Wideband systems have recently received a great deal of interest due to their potential for high-speed wireless communication. Among the several new wireless technologies, Ultra-Wide-Band (UWB) communication is expected to be used for many consumer electronic products in the near future. A UWB system transmits an extremely low-power signal over a wide range of frequencies from 3.1 to 10.6 GHz allowing data rates as high as several hundred Mb/s. To keep this solution cost-effective, the bill of materials (BOM) must be reduced as well as the power consumption. Moreover, the advantage of combining the base-band circuitry and the RF front-end on one single chip is strongly desired. Therefore, the CMOS technology is a good candidate for achieving this goal since it also takes advantage of process shrinking to reduce the overall power consumption and cost over the generations.
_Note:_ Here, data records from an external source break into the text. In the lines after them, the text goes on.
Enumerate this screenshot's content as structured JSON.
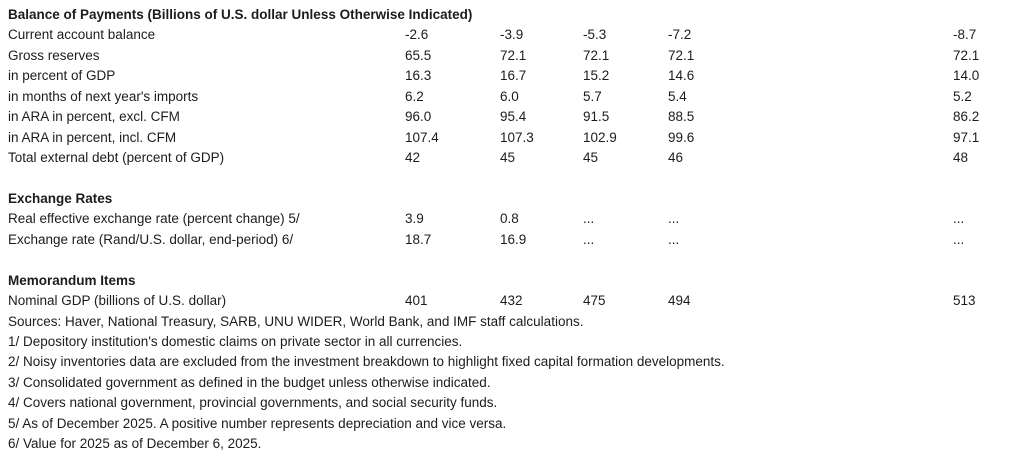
{
  "page": {
    "background_color": "#ffffff",
    "text_color": "#1c1c1c"
  },
  "table": {
    "title": "Balance of Payments (Billions of U.S. dollar Unless Otherwise Indicated)",
    "column_count": 5,
    "rows": [
      {
        "kind": "data",
        "label": "Current account balance",
        "values": [
          "-2.6",
          "-3.9",
          "-5.3",
          "-7.2",
          "-8.7"
        ]
      },
      {
        "kind": "data",
        "label": "Gross reserves",
        "values": [
          "65.5",
          "72.1",
          "72.1",
          "72.1",
          "72.1"
        ]
      },
      {
        "kind": "data",
        "label": "in percent of GDP",
        "values": [
          "16.3",
          "16.7",
          "15.2",
          "14.6",
          "14.0"
        ]
      },
      {
        "kind": "data",
        "label": "in months of next year's imports",
        "values": [
          "6.2",
          "6.0",
          "5.7",
          "5.4",
          "5.2"
        ]
      },
      {
        "kind": "data",
        "label": "in ARA in percent, excl. CFM",
        "values": [
          "96.0",
          "95.4",
          "91.5",
          "88.5",
          "86.2"
        ]
      },
      {
        "kind": "data",
        "label": "in ARA in percent, incl. CFM",
        "values": [
          "107.4",
          "107.3",
          "102.9",
          "99.6",
          "97.1"
        ]
      },
      {
        "kind": "data",
        "label": "Total external debt (percent of GDP)",
        "values": [
          "42",
          "45",
          "45",
          "46",
          "48"
        ]
      },
      {
        "kind": "blank"
      },
      {
        "kind": "section",
        "label": "Exchange Rates"
      },
      {
        "kind": "data",
        "label": "Real effective exchange rate (percent change) 5/",
        "values": [
          "3.9",
          "0.8",
          "...",
          "...",
          "..."
        ]
      },
      {
        "kind": "data",
        "label": "Exchange rate (Rand/U.S. dollar, end-period) 6/",
        "values": [
          "18.7",
          "16.9",
          "...",
          "...",
          "..."
        ]
      },
      {
        "kind": "blank"
      },
      {
        "kind": "section",
        "label": "Memorandum Items"
      },
      {
        "kind": "data",
        "label": "Nominal GDP (billions of U.S. dollar)",
        "values": [
          "401",
          "432",
          "475",
          "494",
          "513"
        ]
      }
    ],
    "footnotes": [
      "Sources: Haver, National Treasury, SARB, UNU WIDER, World Bank, and IMF staff calculations.",
      "1/ Depository institution's domestic claims on private sector in all currencies.",
      "2/ Noisy inventories data are excluded from the investment breakdown to highlight fixed capital formation developments.",
      "3/ Consolidated government as defined in the budget unless otherwise indicated.",
      "4/ Covers national government, provincial governments, and social security funds.",
      "5/ As of December 2025. A positive number represents depreciation and vice versa.",
      "6/ Value for 2025 as of December 6, 2025."
    ]
  }
}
A significant amount of power is consumed by filter devices which, by way of example, perform filtering with a third-order low-path filter having a cut-off frequency at e.g. 400 MHz.
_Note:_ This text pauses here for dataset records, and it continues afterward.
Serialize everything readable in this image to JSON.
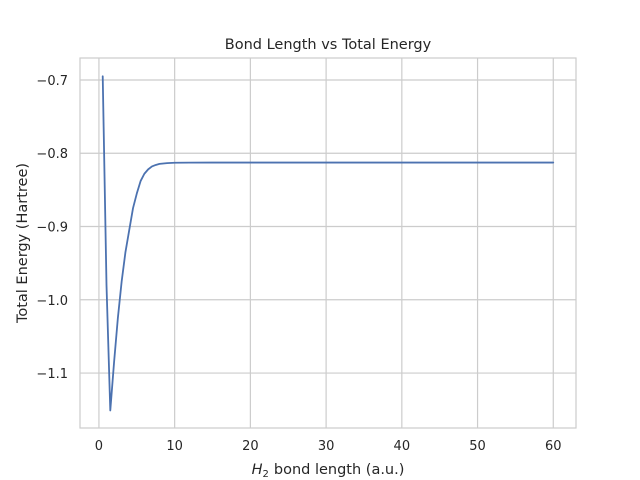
{
  "chart_data": {
    "type": "line",
    "title": "Bond Length vs Total Energy",
    "xlabel": "bond length (a.u.)",
    "xlabel_math_symbol": "H",
    "xlabel_math_subscript": "2",
    "ylabel": "Total Energy (Hartree)",
    "xlim": [
      -2.5,
      63.0
    ],
    "ylim": [
      -1.175,
      -0.67
    ],
    "x_ticks": [
      {
        "value": 0,
        "label": "0"
      },
      {
        "value": 10,
        "label": "10"
      },
      {
        "value": 20,
        "label": "20"
      },
      {
        "value": 30,
        "label": "30"
      },
      {
        "value": 40,
        "label": "40"
      },
      {
        "value": 50,
        "label": "50"
      },
      {
        "value": 60,
        "label": "60"
      }
    ],
    "y_ticks": [
      {
        "value": -0.7,
        "label": "−0.7"
      },
      {
        "value": -0.8,
        "label": "−0.8"
      },
      {
        "value": -0.9,
        "label": "−0.9"
      },
      {
        "value": -1.0,
        "label": "−1.0"
      },
      {
        "value": -1.1,
        "label": "−1.1"
      }
    ],
    "grid": true,
    "series": [
      {
        "color": "#4c72b0",
        "x": [
          0.5,
          1.0,
          1.5,
          2.0,
          2.5,
          3.0,
          3.5,
          4.0,
          4.5,
          5.0,
          5.5,
          6.0,
          6.5,
          7.0,
          7.5,
          8.0,
          9.0,
          10.0,
          12.0,
          15.0,
          20.0,
          30.0,
          40.0,
          50.0,
          60.0
        ],
        "y": [
          -0.695,
          -0.98,
          -1.151,
          -1.085,
          -1.025,
          -0.975,
          -0.935,
          -0.905,
          -0.875,
          -0.855,
          -0.838,
          -0.828,
          -0.822,
          -0.818,
          -0.816,
          -0.8145,
          -0.8135,
          -0.813,
          -0.8128,
          -0.8127,
          -0.8127,
          -0.8127,
          -0.8127,
          -0.8127,
          -0.8127
        ]
      }
    ]
  }
}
FIG. 10 shows a conventional Sallen & Key filter using an operational amplifier (forward buffer with a non-unity gain) as shown in FIG. 11 and a feedback capacitor C. The feedback capacitor C introduces a zero in the transfer function which decreases the attenuation of the filter at higher frequencies, for example above 400 MHz. One method of improving the attenuation is to increase the bandwidth of the forward buffer used in the filter. This is, however, associated with an increased power consumption. The conventional Sallen & Key filters further suffer from a large demand for a silicon area and a demand for a high power supply voltage.